DETROIT (AP) — Millennials were once a source of panic in the auto industry. Dubbed the "go nowhere" generation, they weren't getting driver's licenses, never mind buying cars. Headlines declared it was "The End of Car Culture."
New data suggests at least some of that worry was misplaced. Millennials — especially the oldest ones — are these days buying cars in big numbers. They just had a late start.
Now the largest generation in the U.S., millennials bought 4 million cars and trucks in the U.S. last year, second only to the baby boomers, according to J.D. Power's Power Information Network, which defines millennials as those between 21 and 38 in 2015. Millennials' share of the new car market jumped to 28 percent. In the country's biggest car market, California, millennials outpaced boomers for the first time.
Industry watchers say it's been hard to get a read on millennials because the generation is big and diverse, ranging from recent college graduates to settled-down suburbanites. Automakers were also unsure about the impact of new transportation choices, like ZipCar and Uber, which helped millennials delay car buying. But as they got jobs and started families, millennials headed into car dealerships just like previous generations.
"This whole idea that they're not going to need cars is absolutely ridiculous," said Steven Szakaly, the chief economist for the National Automobile Dealers Association. "The new car buyer age is just happening much later."
It's a very different story from 2010, when millennials — who make up around 30 percent of the population — bought just 17 percent of new cars. Auto executives wondered aloud if the trend would be permanent.
In 2011, a University of Michigan study showed a steady decline in the number of young people getting their driver's licenses. In 1983, the survey found, 87 percent of 19-year-olds had a license. By 2010, that had fallen to 69 percent. Millennials told the study's authors that they were too busy to get licenses and were happy to hitch rides from others.
But there was more to the story. The advent of graduated licensing laws — which make teens practice driving in stages before granting a full license — was one reason millennials were getting their licenses later. An even bigger reason? The economy.
For many millennials, the Great Recession hit just as they were getting their first job or graduating from college. By 2010, millennials' unemployment rate reached 13 percent — four percentage points higher than the national average — according to a report by the White House Council of Economic Advisers. For teens, things were even worse. The teen unemployment rate rose from 15 percent to 26 percent between 2006 and 2012.
Millennials' unemployment rate has improved to around 8 percent. Add low interest rates and low gas prices to the mix and the car market suddenly looks more enticing to young buyers.
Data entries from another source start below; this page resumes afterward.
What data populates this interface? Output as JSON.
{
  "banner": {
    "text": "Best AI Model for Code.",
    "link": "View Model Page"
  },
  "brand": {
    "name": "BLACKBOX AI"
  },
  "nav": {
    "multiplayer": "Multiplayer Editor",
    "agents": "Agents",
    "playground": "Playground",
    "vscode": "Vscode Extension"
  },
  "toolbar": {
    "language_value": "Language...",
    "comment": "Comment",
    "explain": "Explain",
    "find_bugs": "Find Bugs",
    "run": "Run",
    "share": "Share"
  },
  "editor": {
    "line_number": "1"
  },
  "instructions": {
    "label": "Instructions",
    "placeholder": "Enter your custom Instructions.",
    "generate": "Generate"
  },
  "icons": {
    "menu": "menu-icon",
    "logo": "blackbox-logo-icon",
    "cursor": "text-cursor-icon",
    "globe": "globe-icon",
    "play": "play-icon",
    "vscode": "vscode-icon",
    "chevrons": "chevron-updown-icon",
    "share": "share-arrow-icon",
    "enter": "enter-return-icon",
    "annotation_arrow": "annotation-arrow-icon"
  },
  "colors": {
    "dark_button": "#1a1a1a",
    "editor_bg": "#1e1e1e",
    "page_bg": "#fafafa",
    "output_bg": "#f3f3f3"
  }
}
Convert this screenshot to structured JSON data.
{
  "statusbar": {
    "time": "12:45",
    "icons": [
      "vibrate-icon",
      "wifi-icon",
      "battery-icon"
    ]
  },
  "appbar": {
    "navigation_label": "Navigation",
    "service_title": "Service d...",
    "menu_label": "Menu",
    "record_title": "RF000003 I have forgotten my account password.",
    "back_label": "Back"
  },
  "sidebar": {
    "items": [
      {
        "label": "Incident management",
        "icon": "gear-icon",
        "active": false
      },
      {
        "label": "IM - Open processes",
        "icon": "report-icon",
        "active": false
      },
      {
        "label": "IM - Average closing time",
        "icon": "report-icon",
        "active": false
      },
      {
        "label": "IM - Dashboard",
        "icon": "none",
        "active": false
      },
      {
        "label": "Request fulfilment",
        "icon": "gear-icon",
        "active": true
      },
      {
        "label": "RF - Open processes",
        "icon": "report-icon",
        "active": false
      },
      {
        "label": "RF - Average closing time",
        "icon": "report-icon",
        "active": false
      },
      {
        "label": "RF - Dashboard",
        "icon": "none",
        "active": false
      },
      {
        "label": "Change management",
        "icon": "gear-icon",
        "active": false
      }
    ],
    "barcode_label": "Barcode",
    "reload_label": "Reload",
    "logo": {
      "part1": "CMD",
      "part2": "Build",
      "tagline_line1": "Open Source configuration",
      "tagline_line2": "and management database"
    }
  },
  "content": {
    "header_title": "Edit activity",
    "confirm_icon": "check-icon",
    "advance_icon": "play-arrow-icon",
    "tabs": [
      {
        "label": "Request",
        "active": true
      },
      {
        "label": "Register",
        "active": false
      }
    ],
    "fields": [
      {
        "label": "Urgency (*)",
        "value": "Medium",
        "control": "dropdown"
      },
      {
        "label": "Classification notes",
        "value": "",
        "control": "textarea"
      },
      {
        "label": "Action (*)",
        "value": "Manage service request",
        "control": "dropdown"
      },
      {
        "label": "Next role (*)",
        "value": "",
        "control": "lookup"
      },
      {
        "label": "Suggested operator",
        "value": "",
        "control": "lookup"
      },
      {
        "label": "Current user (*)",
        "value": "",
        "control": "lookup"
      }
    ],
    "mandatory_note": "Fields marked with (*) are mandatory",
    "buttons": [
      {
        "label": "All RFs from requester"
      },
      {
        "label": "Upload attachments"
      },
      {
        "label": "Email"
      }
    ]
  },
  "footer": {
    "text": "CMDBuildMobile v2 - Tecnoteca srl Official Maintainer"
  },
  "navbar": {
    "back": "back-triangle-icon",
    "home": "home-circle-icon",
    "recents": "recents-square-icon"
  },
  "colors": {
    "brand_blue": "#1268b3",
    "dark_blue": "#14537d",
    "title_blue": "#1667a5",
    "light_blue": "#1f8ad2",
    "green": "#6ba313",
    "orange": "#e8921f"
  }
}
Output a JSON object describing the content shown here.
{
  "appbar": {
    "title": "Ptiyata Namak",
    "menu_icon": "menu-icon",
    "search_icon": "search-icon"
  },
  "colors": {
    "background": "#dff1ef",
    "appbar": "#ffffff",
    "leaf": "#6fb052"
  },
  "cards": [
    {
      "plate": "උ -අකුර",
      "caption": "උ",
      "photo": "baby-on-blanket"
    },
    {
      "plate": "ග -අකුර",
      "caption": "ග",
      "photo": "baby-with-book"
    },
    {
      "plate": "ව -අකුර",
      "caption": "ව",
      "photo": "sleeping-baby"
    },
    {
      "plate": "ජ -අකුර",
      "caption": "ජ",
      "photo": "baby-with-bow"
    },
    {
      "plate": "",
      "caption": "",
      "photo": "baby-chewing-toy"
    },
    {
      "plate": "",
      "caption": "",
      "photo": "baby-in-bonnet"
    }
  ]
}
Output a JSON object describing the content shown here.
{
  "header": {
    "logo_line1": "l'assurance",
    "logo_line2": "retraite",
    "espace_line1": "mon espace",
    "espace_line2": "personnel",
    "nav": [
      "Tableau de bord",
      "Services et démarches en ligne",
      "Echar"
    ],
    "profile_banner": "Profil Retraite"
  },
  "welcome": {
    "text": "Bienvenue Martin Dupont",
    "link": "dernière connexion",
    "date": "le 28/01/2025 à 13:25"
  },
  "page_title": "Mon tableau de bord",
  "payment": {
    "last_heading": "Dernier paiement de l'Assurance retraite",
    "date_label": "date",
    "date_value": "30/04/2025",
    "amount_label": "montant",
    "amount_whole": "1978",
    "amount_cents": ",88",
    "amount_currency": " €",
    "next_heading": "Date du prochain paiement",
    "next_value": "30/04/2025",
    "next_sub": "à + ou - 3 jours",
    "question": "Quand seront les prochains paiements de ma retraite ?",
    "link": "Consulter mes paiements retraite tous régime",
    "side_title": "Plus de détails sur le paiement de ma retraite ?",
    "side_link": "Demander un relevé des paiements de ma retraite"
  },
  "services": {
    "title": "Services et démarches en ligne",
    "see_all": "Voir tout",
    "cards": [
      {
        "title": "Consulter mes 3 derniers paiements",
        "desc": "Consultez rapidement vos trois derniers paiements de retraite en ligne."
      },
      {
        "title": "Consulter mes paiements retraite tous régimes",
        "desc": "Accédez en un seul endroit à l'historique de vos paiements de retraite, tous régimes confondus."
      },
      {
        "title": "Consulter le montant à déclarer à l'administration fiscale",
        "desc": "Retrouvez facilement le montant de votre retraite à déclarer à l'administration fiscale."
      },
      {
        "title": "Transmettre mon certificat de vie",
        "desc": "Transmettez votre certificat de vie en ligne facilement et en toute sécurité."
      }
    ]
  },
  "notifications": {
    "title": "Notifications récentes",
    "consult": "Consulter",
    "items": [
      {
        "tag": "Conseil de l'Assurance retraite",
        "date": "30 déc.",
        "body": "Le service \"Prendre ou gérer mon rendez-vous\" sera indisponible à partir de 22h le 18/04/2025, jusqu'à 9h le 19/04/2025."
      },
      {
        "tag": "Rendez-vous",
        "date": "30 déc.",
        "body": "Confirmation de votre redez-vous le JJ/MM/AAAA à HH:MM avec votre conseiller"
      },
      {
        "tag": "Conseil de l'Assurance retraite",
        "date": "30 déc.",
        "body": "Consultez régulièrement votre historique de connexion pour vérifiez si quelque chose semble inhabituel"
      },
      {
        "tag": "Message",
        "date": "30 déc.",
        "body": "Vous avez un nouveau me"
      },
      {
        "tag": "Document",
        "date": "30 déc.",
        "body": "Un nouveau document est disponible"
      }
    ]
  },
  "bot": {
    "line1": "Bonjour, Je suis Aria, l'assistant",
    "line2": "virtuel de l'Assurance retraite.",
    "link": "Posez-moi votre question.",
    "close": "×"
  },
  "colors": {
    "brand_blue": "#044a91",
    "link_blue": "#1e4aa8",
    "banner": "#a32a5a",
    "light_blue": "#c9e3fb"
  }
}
Lucy Mueller, 26, lived in Los Angeles for eight years without a car. She took buses and trains, hitched rides with friends and used ride-sharing services like Lyft. Her commutes lasted more than an hour each way. Finally, last July, she bought a slightly used 2015 Fiat 500.
"Now that I have a car, it's almost bewildering to me. I feel like a grown-up," said Mueller, a project manager and video producer for financial software maker Intuit.
Several things kept Mueller out of the car market. She didn't have a credit card until a year ago; without any credit history, financing a car would have been difficult. Also, like many recession-weary millennials, Mueller wanted to avoid accruing debt, so she saved enough for a substantial down payment.
Szakaly says it will take millennials another four to five years to match the spending power of boomers. According to government data, the median household income for people ages 25-34 is $54,243. For those ages 55-64, it's more than $60,000. In addition, the average 25-year-old has more than $20,000 in student debt, according to Goldman Sachs. That's enough to buy a new Kia Optima sedan.
Bret Hyde, a cameraman with Access Hollywood in New York, waited until he was 37 to buy his first car. He and his wife used to rent ZipCars or take buses to visit friends and family. It was tiresome and expensive, he said, but there wasn't much parking in their old neighborhood. After moving to a new neighborhood and renting a garage last spring, the couple bought a 2015 Nissan Rogue SUV.
Sheryl Connelly, a futurist with Ford Motor Co. who studies buying trends, said even as millennials start buying cars in bigger numbers, their attitudes are different than previous generations. Owning a car and getting a driver's license aren't the milestones they once were, and that may be a permanent change.
"The sense of freedom and independence that used to come with getting a vehicle has been arguably displaced by the cellphone," she said.
Automakers have taken note. They're improving in-car technology to make it easier for young drivers to stay connected to their friends and music while they're driving. They're forming partnerships with ride-hailing and car-sharing services and conducting mobility experiments of their own. And they're ditching things that don't appeal to millennials. Toyota Motor Corp. is axing its youth-oriented Scion brand, for example, after finding that millennials prefer the Toyota brand.
"Millennials are going to be the main generation we will cater to as an industry," says John Humphrey, J.D. Power's senior vice president of global automotive operations.